Jerry Dimitriou, therefore, demanded the removal of Fr. Giannakopoulos from the committee of the Clergy Pension Fund on the grounds that he insisted on bringing the issue up for public discussion and that in this way he insulted the Archdiocese during the plenary session, but Metropolitan Methodios of Boston refused to expel Fr. Giannakopoulos from the Clergy Pension Committee.

In communication with TNH, Fr. Giannakopoulos refused to talk about the issue.

In the meantime, the Pension Committee was convened in a meeting during which Dimitriou said, among other things, that it was not their intention not to pay the money, “we know that we owe it.” There is transparency in finances, he said, and he promised, always verbally, that the Archdiocese will start paying the money owed into the Fund.

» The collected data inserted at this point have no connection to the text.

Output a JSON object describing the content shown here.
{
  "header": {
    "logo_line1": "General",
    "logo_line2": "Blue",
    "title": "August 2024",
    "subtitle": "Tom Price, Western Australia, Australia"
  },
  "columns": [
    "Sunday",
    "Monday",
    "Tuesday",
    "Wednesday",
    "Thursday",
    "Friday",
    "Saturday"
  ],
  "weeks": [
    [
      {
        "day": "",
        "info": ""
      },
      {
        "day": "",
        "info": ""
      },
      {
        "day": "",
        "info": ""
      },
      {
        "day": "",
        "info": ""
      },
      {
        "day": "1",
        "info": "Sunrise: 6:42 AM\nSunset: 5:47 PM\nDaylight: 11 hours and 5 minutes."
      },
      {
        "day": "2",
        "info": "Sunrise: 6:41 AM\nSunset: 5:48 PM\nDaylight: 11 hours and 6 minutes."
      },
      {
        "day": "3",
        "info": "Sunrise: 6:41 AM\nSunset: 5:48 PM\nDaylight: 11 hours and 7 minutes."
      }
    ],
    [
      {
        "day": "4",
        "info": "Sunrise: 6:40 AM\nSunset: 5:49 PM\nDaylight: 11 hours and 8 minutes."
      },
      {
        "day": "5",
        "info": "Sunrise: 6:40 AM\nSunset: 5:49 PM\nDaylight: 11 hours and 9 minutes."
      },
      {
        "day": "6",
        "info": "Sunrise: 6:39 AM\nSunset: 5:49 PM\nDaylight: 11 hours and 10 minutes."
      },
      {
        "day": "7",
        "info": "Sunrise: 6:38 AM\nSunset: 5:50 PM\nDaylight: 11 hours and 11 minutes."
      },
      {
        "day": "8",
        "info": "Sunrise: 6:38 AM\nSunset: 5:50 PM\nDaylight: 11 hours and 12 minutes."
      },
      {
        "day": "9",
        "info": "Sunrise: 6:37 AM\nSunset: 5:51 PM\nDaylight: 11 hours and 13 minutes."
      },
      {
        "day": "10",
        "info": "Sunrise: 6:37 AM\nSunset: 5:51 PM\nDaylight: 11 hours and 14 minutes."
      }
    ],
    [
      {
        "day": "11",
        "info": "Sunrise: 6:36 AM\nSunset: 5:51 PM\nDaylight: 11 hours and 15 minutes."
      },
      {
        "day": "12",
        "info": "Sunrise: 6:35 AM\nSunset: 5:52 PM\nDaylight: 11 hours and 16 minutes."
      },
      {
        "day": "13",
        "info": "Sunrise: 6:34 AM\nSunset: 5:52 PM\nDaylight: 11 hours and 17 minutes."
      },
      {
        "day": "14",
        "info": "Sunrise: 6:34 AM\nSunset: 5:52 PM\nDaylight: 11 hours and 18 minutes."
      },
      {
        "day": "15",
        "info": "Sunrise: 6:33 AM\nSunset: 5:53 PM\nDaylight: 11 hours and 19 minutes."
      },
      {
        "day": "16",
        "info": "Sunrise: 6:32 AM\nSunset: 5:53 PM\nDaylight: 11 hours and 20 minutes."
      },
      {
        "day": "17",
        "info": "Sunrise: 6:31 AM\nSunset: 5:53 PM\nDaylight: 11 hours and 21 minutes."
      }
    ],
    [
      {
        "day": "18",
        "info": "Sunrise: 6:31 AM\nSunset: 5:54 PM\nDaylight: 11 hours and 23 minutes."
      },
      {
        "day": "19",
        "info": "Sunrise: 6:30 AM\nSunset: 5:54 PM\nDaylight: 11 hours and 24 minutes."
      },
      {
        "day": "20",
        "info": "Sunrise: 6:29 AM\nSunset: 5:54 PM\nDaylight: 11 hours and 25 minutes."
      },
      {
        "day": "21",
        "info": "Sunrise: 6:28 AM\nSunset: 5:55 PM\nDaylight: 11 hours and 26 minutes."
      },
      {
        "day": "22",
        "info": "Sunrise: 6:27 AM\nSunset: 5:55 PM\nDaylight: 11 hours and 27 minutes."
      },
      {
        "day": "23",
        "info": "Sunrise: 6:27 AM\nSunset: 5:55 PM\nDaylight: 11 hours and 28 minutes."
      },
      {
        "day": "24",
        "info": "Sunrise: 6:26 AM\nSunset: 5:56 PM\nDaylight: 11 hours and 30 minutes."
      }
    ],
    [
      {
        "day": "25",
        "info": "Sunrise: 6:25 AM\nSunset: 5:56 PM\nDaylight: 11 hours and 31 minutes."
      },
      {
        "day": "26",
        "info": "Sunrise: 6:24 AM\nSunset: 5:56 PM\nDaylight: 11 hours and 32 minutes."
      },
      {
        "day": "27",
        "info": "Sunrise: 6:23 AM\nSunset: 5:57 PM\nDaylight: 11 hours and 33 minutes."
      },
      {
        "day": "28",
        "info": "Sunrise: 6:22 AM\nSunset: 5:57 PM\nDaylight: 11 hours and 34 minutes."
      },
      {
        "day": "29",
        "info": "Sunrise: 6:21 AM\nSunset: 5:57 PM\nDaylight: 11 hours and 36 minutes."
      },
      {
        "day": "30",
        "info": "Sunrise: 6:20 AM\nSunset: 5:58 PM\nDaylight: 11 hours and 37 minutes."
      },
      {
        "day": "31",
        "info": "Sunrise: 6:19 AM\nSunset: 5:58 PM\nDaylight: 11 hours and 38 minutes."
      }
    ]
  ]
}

The issue came up again a month ago at a meeting in Rye where it was said again that the Archdiocese would start paying the amount owed, which amounts to more than three million dollars. Present at the meeting were Bishop Andonios of Fasiane, Chancellor of the Archdiocese, as well as Bishop Sabastianos of Zela, Chief Secretary of the Holy Eparchial Synod and spiritual advisor to the National Philoptohos of the Archdiocese of America.

A few weeks ago, another meeting was held in Florida where the promise was given (verbally) that by the end of 2015 the Archdiocese will pay the millions owed and interest thereon. It became known that they had already given about $120,000, while by the end of this year they will pay another $140,000.

In the meantime, there was a problem also with medical insurance, which was suspended for a while because the Archdiocese had not paid, but has now been reinstated.

Two officials of the Archdiocese reminded TNH that the hierarchs voted fifteen years ago in a Clergy Assembly that when they retire they will receive 80% of their salary, which they described as 'unbelievable'.

Another Archdiocese official told TNH that “our churches are empty. People no longer give money to communities. At Vespers the situation is heartbreaking. When you say, for example, that people in Greece are leaving the church, it is a question of whether ten people will remain inside the church, and these will be of advanced age.